Le plus grand établissement de France

C’est un seul hôpital psychiatrique. Enorme, comme jamais dans l’histoire. L’agence régionale de santé d’Ile-de-France a validé la création de la communauté hospitalière de territoire (CHT) parisien pour la psychiatrie. Elle comprend trois hôpitaux (Sainte-Anne, Maison Blanche et Perray-Vaucluse) et deux établissements associés (hôpitaux de Saint-Maurice et ASM 13). Et à ces structures de soins sont rattachés l’ensemble des secteurs de psychiatrie générale parisiens et plusieurs services universitaires. Au final, l’air de rien, c’est la naissance du plus gros hôpital psychiatrique ayant jamais existé en France. Il regroupe tous ces gros asiles créés à la fin du XIXe siècle.

De quoi s’inquiéter ? «Il ne faut pas se leurrer, l’objectif est un objectif de protection économique, pour éviter que les hôpitaux psychiatriques ne disparaissent», analyse le Dr Alain Mercuel, qui préside la communauté médicale de Saint-Anne à Paris. Et il défend ce nouveau mastodonte : «Les choses peuvent être améliorées quand on est ensemble. […] A quoi bon avoir quatre DRH ? En mutualisant la logistique, on a tous à y gagner». Il avoue : «Mais nous n’avons pas le choix, avec une augmentation du budget de zéro, si on veut conserver les postes de soignants, il faut économiser ailleurs.»

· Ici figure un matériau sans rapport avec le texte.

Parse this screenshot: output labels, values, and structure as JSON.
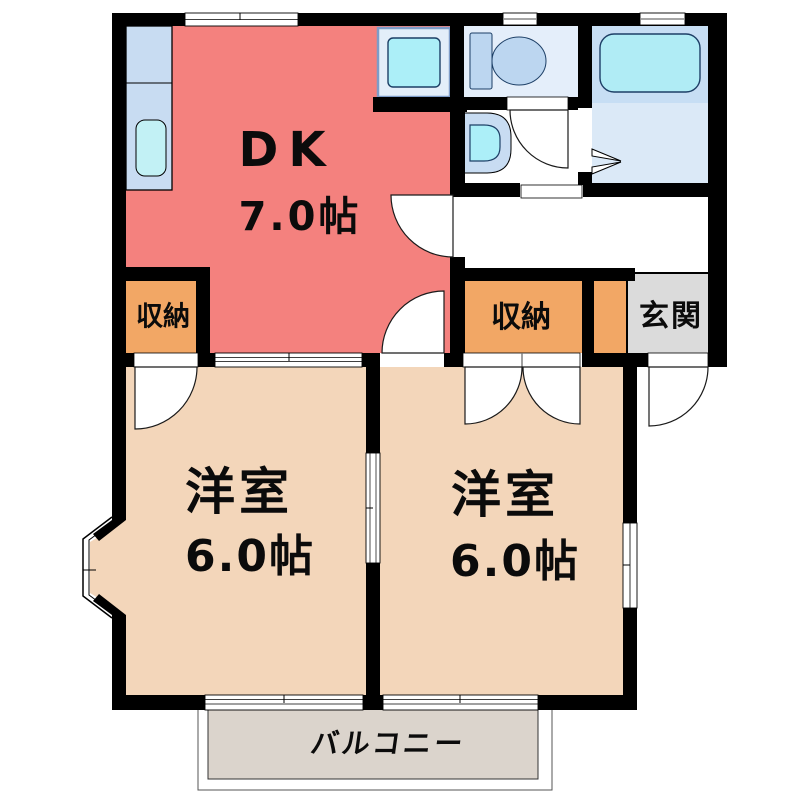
{
  "plan_title": "1DK apartment floor plan",
  "rooms": {
    "dk": {
      "label": "DK",
      "size": "7.0帖"
    },
    "western_room_left": {
      "label": "洋室",
      "size": "6.0帖"
    },
    "western_room_right": {
      "label": "洋室",
      "size": "6.0帖"
    },
    "storage_left": {
      "label": "収納"
    },
    "storage_right": {
      "label": "収納"
    },
    "entrance": {
      "label": "玄関"
    },
    "balcony": {
      "label": "バルコニー"
    }
  },
  "fixtures": [
    "kitchen-counter",
    "kitchen-sink",
    "washing-machine-pan",
    "toilet",
    "wash-basin",
    "bathtub",
    "bay-window"
  ],
  "colors": {
    "wall": "#000000",
    "dk_floor": "#F4817E",
    "western_room_floor": "#F3D6BA",
    "storage_floor": "#F2A765",
    "entrance_floor": "#DBDBDB",
    "balcony_floor": "#DBD4CC",
    "kitchen_counter": "#C8DCF2",
    "sink_cyan": "#ACEFF8",
    "bath_upper_floor": "#C7DEF4",
    "bath_lower_floor": "#DBE9F7",
    "toilet_floor": "#E4EEFA",
    "fixture_outline": "#1d3f66"
  }
}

La pédopsychiatrie à l’agonie

L’homme est fatigué, lassé. Le Dr Hervé Bentata dirige le vaste secteur de pédopsychiatrie de Saint-Denis (Seine-Saint-Denis), rattaché à l’hôpital Delafontaine. «On n’en peut plus, raconte-t-il, déjà que nous sommes très limités, on nous demande désormais d’assumer le déficit global de l’hôpital. Résultat, je ne vois pas comment certaines de nos structures pourront continuer, avec la fin des vacataires. Les professionnels se découragent, craquent, partent et sont rarement remplacés». Perspectives sombres.

Cela fait près de dix ans qu’Hervé Bentata dirige ce secteur, dans un des départements les plus précaires de France. C’est plus de six mois d’attente pour une consultation dans un centre médico psychologique. «Ce qui est inquiétant, c’est aussi le faible nombre de places pour les enfants en grandes difficultés, notamment les enfants souffrant d’autisme très sévère. On met des années à en trouver.» L’équipe a fait le calcul : 400 familles renvoyées en détresse avant que les structures de soins ne puissent les accueillir et les écouter. Dans ce département, le taux de natalité a augmenté de 30 % en trois ans, alimentant une demande croissante, dans une précarité extrême. «La prise en charge tardive va à l’encontre des dépistages précoces recommandés», insiste une pédopsychiatre. «On est coincés, poursuit le Dr Hervé Bentata. On est pris dans une logique administrative qui nous étouffe. Les petites économies traquées partout par l’hôpital vont occasionner de grands drames chez nous. On nous dit de mutualiser les psychologues, mais c’est déjà le cas. On fait face à une méconnaissance profonde de notre travail.»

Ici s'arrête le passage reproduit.